In 1961 he was called on by Duke Ellington, and stayed in Ellington's band for a few months. The next year he went on to play in the rugged and low-paid band led by Lionel Hampton before eventually joining Basie in 1962.

Tired of travelling, he left Basie in 1970 to take on more profitable work in the Los Angeles studios. By now he had added the craft of arranging to his talents, and he wrote some of the music for the film Lady Sings the Blues (1972), which starred Diana Ross. He worked for the various big companies including NBC and CBS and recorded with, amongst others, Frank Sinatra, Tony Bennett, Ella Fitzgerald and Sarah Vaughan.

From 1978 he simultaneously led his own band until, during a musicians' strike in the studios, Basie asked him to rejoin in 1980. He did and stayed until Basie's death in 1984. From 1984 to 1995 he led his own band again and made several recordings with it.

Meanwhile the Basie band became a "ghost" band led by the ex-Basie trumpeter Thad Jones. Illness forced Jones to give up and his place was taken in February 1986 by one of Basie's most reliable and inventive soloists, the tenor sax player Frank Foster. The backers of the band naturally wanted the best return on their money and consequently nostalgia had to be the main element in its programmes. Foster's artistic integrity rebelled against this, and he did his best to introduce new music, much of it his own, into the library. But he stayed until July 1995, when he handed over to Mitchell.

Mitchell's calm expertise made him ideal for the job for he knew exactly what was required.

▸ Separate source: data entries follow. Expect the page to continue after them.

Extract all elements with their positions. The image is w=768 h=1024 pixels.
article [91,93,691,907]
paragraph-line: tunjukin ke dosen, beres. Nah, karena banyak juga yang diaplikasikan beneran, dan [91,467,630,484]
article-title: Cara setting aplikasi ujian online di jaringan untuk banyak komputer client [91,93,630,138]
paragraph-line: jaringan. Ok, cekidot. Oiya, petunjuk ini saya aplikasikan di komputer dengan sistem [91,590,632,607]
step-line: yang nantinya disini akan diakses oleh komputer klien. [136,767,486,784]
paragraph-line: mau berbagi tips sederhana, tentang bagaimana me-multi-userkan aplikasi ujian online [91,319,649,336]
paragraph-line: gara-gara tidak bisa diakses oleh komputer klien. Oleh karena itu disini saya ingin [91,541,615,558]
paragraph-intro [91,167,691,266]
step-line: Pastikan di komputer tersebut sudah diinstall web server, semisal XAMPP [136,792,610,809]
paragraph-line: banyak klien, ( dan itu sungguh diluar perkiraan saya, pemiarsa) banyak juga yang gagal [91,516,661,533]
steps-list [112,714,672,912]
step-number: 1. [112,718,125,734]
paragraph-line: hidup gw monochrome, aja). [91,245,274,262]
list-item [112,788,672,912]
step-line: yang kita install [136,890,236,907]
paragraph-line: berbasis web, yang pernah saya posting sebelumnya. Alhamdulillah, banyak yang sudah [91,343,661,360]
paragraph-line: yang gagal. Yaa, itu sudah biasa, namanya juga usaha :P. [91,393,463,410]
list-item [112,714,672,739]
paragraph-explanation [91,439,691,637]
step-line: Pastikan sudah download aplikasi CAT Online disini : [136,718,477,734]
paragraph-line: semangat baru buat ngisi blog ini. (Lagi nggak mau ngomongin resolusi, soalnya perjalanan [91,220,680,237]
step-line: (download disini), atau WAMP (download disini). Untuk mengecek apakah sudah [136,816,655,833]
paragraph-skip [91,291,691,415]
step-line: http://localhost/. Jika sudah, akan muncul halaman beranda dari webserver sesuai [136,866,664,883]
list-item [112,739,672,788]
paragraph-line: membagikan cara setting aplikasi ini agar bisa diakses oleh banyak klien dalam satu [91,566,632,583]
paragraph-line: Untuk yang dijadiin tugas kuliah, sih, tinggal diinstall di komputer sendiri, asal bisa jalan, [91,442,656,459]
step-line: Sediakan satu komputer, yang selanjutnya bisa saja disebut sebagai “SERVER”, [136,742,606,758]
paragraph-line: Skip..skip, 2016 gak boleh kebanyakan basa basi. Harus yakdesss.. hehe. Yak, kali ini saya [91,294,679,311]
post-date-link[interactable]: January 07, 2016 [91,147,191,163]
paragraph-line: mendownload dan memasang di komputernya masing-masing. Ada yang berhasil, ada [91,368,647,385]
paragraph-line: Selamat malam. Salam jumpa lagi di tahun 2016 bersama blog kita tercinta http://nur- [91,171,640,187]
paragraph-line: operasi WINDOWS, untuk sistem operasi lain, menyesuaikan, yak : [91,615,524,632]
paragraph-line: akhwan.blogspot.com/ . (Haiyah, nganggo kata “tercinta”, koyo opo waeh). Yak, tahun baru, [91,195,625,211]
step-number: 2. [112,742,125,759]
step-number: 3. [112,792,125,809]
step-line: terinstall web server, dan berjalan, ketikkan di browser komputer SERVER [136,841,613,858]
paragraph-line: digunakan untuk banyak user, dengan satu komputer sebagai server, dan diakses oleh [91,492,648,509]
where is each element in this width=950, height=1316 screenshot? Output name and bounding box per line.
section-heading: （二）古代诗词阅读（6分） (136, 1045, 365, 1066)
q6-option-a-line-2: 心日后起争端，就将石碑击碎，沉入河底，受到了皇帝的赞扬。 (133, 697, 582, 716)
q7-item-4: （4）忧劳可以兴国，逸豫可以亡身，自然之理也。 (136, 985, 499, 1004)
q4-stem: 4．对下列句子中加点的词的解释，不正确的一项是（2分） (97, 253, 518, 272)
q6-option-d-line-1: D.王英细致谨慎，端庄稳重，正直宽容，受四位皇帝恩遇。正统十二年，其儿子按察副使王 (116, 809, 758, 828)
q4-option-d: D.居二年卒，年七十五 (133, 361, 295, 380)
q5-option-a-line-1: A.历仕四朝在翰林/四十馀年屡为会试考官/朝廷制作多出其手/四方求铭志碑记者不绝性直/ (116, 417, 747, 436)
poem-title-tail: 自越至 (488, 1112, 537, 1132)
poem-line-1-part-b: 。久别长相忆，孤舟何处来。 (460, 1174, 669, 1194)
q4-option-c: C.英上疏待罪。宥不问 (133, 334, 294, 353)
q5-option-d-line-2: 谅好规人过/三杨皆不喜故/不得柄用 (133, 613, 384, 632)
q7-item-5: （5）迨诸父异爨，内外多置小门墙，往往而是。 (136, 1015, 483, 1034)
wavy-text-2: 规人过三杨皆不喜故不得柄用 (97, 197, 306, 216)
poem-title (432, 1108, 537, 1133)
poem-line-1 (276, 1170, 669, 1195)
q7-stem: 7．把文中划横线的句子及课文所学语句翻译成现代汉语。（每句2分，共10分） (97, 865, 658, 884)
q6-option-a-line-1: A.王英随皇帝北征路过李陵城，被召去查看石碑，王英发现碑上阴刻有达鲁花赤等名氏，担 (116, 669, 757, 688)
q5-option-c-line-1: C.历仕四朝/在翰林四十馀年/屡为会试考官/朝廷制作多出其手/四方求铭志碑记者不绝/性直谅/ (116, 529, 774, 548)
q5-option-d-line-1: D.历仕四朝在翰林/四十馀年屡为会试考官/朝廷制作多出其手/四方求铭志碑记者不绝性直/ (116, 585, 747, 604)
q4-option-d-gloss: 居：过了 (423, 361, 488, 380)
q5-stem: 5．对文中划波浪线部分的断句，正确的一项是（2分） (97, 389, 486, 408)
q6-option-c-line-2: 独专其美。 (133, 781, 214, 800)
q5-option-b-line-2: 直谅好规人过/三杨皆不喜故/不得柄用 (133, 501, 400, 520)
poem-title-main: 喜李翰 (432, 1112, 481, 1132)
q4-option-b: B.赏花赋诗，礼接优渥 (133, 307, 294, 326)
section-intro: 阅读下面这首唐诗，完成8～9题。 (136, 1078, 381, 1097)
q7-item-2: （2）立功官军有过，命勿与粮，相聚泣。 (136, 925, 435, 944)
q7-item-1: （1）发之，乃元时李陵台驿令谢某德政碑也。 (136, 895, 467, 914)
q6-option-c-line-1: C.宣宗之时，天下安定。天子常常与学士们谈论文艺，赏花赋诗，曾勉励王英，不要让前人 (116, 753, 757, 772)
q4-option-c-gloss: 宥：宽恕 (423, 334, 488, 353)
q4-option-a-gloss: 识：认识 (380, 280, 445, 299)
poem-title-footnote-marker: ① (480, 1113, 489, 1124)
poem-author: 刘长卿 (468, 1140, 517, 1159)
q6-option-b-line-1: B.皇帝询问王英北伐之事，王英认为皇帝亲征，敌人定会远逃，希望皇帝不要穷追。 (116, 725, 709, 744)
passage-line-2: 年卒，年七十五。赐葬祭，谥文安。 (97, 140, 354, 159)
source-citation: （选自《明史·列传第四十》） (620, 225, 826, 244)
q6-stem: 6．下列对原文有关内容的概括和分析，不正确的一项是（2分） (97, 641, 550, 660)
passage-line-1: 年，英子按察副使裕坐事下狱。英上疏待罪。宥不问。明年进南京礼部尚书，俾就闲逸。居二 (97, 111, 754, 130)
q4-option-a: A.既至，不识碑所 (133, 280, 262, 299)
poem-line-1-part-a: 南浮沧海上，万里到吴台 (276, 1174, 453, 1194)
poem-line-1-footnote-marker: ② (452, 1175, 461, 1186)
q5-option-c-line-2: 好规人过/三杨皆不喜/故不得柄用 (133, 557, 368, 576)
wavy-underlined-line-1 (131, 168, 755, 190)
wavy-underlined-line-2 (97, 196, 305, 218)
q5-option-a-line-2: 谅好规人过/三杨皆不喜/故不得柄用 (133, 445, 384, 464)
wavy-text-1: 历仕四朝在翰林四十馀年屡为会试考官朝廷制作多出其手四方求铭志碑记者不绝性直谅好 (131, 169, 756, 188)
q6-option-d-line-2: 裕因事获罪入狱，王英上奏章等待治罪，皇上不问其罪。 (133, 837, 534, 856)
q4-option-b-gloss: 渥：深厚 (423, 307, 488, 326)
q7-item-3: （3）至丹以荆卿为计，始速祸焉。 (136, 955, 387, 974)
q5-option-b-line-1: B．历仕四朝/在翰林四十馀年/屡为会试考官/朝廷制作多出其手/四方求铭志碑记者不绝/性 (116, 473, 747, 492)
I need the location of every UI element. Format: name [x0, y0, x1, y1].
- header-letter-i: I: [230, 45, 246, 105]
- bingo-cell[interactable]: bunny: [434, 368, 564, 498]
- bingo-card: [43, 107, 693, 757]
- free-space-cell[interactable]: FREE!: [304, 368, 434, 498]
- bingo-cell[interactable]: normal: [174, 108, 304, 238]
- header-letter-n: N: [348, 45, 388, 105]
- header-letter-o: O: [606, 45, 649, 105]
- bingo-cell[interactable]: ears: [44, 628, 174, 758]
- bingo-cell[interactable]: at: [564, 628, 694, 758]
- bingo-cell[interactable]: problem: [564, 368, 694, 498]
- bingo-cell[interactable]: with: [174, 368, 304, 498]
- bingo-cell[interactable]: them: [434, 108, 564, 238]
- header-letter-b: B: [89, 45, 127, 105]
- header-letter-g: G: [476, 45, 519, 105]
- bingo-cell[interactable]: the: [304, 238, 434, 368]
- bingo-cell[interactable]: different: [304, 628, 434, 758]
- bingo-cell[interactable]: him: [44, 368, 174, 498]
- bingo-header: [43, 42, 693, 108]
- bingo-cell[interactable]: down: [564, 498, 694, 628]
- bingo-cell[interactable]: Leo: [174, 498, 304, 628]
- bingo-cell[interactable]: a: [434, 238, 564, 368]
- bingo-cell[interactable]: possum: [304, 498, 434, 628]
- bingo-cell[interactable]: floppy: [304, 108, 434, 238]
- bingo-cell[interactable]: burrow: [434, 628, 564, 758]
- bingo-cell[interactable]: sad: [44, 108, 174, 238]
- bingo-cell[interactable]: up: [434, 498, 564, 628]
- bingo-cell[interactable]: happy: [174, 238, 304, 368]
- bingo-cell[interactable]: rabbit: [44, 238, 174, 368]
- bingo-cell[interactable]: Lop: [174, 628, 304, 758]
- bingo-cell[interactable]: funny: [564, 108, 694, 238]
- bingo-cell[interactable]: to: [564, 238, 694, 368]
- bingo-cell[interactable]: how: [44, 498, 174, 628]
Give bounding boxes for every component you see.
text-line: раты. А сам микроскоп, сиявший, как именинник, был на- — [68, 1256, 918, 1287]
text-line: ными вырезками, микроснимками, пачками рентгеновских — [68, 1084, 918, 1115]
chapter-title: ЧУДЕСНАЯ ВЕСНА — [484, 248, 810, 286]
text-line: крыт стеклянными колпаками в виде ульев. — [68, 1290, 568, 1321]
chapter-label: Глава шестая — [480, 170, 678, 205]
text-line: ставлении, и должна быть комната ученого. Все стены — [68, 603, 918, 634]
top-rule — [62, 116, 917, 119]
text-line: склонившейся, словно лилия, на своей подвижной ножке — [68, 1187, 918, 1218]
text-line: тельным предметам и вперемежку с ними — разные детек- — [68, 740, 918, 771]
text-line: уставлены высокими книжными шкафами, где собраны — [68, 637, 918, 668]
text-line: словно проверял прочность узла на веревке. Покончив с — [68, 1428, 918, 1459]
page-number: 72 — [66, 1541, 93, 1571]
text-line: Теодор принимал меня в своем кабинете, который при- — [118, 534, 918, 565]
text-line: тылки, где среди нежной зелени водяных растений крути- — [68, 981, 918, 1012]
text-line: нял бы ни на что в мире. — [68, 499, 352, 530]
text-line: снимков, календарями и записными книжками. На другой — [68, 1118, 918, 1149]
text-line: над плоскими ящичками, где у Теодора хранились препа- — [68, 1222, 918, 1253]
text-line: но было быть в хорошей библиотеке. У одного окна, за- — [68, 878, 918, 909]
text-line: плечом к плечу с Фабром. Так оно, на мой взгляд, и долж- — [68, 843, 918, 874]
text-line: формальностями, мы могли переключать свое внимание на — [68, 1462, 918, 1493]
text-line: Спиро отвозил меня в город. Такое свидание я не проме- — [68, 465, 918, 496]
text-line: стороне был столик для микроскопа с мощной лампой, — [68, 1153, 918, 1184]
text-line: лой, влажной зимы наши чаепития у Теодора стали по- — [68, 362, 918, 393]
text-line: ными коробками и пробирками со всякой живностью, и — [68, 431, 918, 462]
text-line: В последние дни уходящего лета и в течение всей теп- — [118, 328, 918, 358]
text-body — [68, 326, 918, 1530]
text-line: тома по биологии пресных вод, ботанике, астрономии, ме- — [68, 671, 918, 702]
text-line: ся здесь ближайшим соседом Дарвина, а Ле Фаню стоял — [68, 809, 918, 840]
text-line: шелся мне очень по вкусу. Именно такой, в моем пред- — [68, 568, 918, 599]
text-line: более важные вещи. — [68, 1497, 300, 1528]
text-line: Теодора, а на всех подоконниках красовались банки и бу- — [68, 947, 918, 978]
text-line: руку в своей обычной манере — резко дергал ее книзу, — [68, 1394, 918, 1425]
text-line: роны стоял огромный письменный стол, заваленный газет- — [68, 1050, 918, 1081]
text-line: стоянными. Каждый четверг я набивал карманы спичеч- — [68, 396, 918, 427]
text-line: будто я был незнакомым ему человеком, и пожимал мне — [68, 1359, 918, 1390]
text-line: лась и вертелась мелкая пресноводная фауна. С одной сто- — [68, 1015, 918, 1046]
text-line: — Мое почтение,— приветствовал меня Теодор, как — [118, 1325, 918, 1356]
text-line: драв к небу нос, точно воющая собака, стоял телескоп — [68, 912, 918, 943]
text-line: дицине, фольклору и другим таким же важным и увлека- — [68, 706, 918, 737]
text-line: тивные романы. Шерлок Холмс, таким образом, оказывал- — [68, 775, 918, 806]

He carefully mixed experienced soloists and ex-Basie men with the younger ones, all the while sticking to the sounds of what had been known as Basie's "New Testament" band of the Fifties and Sixties (the "Old Testament" Basie band had been the one of the Thirties that included Lester Young and Buck Clayton).

The band achieved the success that Mitchell so carefully aimed for and in 1996 it won a Grammy Award for its album Live at Manchester Craftsmen's Guild and in 1998 another for Count Plays the Duke.